In 2004, just as the season was about to get under way the Dodgers acquired Jayson Werth from Toronto. In June of that year he became their regular centerfielder, demonstrating the power hitting and fielding skills he would later showcase elsewhere. In that year the Dodgers made their first post season appearance since 1996 and Werth started each of those playoff games. In the initial spring training game of 2005 the Marlins A. J. Burnett hit Werth with a pitch and fractured Jayson’s left wrist. Werth was able to come back for a time, but the injury, diagnosed as an avulsion fracture, did not heal and he wound up missing about half of the season. And even when he did play, the on going pain greatly effected his on field performance. After the season the Dodgers sent him to their hand specialist who performed an operation and it was expected that Werth would be ready for spring training in 2006.
2006 rolled around but the pain continued, and after trying very hard to play Werth found himself still unable to perform on the field. The Dodgers doctors re-examined Jayson and couldn’t find anything wrong. They told him just to keep himself in good shape and let them know when the pain subsided to the point where he could play again. As the weeks went on and no progress occurred Werth was sent out to get a raft of second opinions, treatments such as cortisone shots and various therapies, but nothing seemed to help. Eventually Jayson was sent home and told to return when healthy enough to play.
With August suddenly upon him and no improvement in his condition, Werth happened to run into a family friend, an orthopedic surgeon, who recommended he go to the Mayo Clinic and see a wrist specialist. At the clinic Dr. Robert Berger examined Werth and determined that he had a condition that was often misdiagnosed, and had been in Werth’s case. The next day Berger performed surgery on what turned out to be a split tear in a wrist ligament. After 12 weeks combined of being in a cast and then subsequent rehabilitation, Werth was at last pain free.

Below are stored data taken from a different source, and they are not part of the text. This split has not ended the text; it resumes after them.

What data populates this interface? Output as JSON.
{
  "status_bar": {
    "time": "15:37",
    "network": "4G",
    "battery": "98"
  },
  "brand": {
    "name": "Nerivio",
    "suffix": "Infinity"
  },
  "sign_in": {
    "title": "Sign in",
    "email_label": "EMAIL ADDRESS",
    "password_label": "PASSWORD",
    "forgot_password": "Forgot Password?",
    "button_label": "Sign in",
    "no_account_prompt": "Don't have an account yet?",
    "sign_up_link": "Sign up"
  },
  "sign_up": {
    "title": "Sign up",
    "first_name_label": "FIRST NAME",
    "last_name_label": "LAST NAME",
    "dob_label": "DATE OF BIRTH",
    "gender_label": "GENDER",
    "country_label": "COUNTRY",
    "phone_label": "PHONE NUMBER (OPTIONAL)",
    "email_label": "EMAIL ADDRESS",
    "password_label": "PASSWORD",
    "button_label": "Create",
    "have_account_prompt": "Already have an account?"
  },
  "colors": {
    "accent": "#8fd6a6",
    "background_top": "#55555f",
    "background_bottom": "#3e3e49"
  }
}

He contacted the Dodgers to tell them that he had finally found a doctor who had correctly diagnosed his problem and who was confident that the outfielder would recover fully. Though due to their great regard for his potential, the Dodgers had kept him on salary for 2 years, during which time he had played little, by this time the Dodgers had become convinced that Werth would never recover and released him. Contributing to that poor judgement on management’s part was the fact that the Dodgers had changed both the General Manager and the Manager coming into the 2006 season. And thus both those who best remembered what a healthy Werth was capable of, and those who were in the strongest position to argue for his continuing with the team, were no longer present. The Phils signed him in 2007 to a one year deal for a modest salary, and have reaped the benefits since.
So Phillies fans, you owe a great deal to the Dodgers team hand specialist for his misdiagnosis. And don’t boo A. J. Burnett too badly during the series, for he rendered an invaluable service as well. Were it not for the pitch he threw that resulted in Werth’s injury, Jayson would still mostly likely be roaming the outfield for the Dodgers and the Phillies would presently be awaiting spring training 2010. A Dodgers outfield of Werth, Ethier and Kemp would be among the most talented in baseball, and very probably the most athletic.
Sadly on April 13, 2009 the baseball world, and especially Phillies fans lost a great announcer and baseball man, Harry Kalas. For many years Harry worked with Phillies Hall of Fame ballplayer Richie Ashburn who passed on in 1997. Harry always referred to Ashburn as Whitey and the two men became great friends. I want to share two stories about this partnership, one was Harry’s favorite story about Whitey and the other is from my own experience.
Harry Kalas loved to tell this story about his old friend and booth mate, so here goes. “One of Whitey’s responsibilities when he was broadcasting for the Phillies was doing the pregame show, taping an interview with an opposing manager or player or coach. He’d take his tape recorder down to the clubhouse and get an interview and he’d come back up. He’d say, ‘Boys, that might be the best interview I ever had.’ He’d hand the tape machine to the technician and the tech would say, ‘Whitey, there’s nothing on here.’ I mean, if this happened once, it happened 50 times. “And Ashburn would then have to scramble out of the booth, go find the first warm body and try to do an interview for the pregame show.”